Cryptocurrency Payroll: Tax Guidance for U.S. Employers and Employees
How taxes work when you pay salary in crypto
With more companies conducting day-to-day business in cryptocurrencies (see our blog post on the CA bill for cannabis companies), what are the tax implications of paying employees in cryptocurrency?
If you’re planning on paying or receiving compensation in cryptocurrency, you should take into account withholding taxes. Crypto payments are still subject to the same Social Security, Medicare, and Federal income tax withholdings.
It is also important to understand the difference between what is considered ordinary income and what may be a capital gain or loss. We’ve outlined key guidelines below and can help you file crypto income taxes and expenses for your specific situation.
If you’re an employer paying salaries in crypto:
It will still show as an expense on your financials and is tax deductible. There are differences depending on whether you are paying independent contractors or employees:
If you have independent contractors, there is no need for withholdings.

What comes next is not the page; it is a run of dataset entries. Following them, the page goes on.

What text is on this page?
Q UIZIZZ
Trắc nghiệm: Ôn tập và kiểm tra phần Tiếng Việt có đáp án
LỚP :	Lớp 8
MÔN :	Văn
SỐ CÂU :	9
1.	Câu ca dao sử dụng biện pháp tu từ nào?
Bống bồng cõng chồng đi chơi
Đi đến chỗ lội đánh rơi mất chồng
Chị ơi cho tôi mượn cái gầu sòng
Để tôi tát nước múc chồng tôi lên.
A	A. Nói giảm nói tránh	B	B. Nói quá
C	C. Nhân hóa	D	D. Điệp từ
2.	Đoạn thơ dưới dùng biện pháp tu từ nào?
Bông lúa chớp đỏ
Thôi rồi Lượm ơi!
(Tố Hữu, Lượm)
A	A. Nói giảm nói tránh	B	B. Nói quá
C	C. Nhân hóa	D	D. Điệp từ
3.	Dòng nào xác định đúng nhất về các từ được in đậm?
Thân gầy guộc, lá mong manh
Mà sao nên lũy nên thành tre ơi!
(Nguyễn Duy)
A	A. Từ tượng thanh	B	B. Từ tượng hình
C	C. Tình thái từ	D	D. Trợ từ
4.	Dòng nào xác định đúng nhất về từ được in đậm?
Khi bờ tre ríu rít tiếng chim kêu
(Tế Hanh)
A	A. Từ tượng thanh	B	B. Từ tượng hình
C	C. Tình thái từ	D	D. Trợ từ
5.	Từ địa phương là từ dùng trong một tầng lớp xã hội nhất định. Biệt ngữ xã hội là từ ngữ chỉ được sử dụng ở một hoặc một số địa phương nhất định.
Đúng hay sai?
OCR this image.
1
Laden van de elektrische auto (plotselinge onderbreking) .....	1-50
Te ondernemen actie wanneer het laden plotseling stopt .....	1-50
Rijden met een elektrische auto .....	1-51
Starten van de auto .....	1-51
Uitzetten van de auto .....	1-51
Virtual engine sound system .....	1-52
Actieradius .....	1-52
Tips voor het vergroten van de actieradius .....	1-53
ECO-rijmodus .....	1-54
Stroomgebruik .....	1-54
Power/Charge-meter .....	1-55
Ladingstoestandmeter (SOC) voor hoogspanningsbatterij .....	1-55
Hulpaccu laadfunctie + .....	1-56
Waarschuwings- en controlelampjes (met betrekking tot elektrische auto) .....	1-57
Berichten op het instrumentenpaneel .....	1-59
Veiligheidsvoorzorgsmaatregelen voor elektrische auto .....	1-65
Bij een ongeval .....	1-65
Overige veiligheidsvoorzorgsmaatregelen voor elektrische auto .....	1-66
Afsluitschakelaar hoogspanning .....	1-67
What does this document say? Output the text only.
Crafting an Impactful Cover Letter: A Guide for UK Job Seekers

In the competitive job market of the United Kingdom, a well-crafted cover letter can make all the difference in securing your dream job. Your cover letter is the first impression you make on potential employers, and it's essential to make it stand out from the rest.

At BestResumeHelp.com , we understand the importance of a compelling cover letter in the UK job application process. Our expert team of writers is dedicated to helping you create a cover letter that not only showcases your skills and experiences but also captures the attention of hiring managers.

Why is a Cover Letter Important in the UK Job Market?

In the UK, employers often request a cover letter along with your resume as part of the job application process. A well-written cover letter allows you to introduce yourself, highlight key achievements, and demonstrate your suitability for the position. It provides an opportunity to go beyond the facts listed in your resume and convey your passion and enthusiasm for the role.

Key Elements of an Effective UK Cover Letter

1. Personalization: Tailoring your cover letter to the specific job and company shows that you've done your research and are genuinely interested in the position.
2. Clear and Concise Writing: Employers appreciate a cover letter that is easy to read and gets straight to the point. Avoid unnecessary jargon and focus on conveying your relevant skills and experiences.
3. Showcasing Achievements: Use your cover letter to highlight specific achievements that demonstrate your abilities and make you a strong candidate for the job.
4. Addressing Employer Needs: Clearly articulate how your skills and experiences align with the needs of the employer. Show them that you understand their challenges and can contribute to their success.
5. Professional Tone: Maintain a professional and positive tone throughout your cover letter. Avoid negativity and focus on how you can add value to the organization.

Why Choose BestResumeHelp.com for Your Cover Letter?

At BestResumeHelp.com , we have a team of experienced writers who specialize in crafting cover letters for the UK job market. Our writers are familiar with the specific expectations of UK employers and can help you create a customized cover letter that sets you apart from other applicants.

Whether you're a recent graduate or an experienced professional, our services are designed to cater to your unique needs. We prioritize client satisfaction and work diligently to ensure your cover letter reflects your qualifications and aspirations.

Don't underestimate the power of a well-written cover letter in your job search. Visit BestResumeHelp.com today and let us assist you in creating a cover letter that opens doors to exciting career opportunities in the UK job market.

However, you must provide a 1099-MISC at year-end if you pay them more than 600 USD worth of cryptocurrency.
It would be a good idea to make sure they understand the tax consequences and their responsibility to potentially make quarterly estimated payments. Tax liability for the contractors will be discussed later.
If you have employees, you should withhold Federal income tax and FICA taxes in USD, the same as you would if you were paying salaries in USD.
For payroll management, remember your taxable event is when you make the transactions of salary payments. You will be calculating your capital gains or losses based on the transaction price (less the cost basis). The calculation is the same whether your transaction is an expense to pay your employee in Bitcoin or a trade to USD to pay your employee.
If you’re an employee or independent contractor being paid in crypto:
The USD value of the cryptocurrency at the time of receipt will be classified as ordinary income.
There are differences depending on whether you are an employee or independent contractor.
If you are an employee, this should be reflected on your W2.
If you are an independent contractor, you will likely receive a 1099-MISC. Even if you do not, the proceeds should be entered on your Schedule C- Profit or Loss from Business.
As an independent contractor, you will likely be liable for these separate taxes: Federal income tax, which is taxed according to normal tax brackets; Self-employment tax, which is taxed at 15.3% for the first 132,900 USD (for 2018 tax year); and Medicare, which is an additional 2.9% (for 2018 tax year). Note that as an independent contractor, you can deduct expenses from your income. You’ll pay Federal income and self-employment tax on your net profit.
For capital gain or loss calculation, remember your taxable event is when you make a transaction with your income. The value of cryptocurrency you received may have fluctuated by the time you trade it or sell it. If it goes up in value when you trade or sell it, you have a capital gain; if it goes down, you have a capital loss (less the cost basis in either case). Your cost basis for the crypto traded or sold is your ordinary income original amount at the time you were paid. The calculation is the same whether your transaction is a trade to USD to deposit into your savings account, a trade to buy ether, or a trade to USD to pay your monthly water bill. You’ll enter these amounts on Schedule D- Capital Gains and Losses.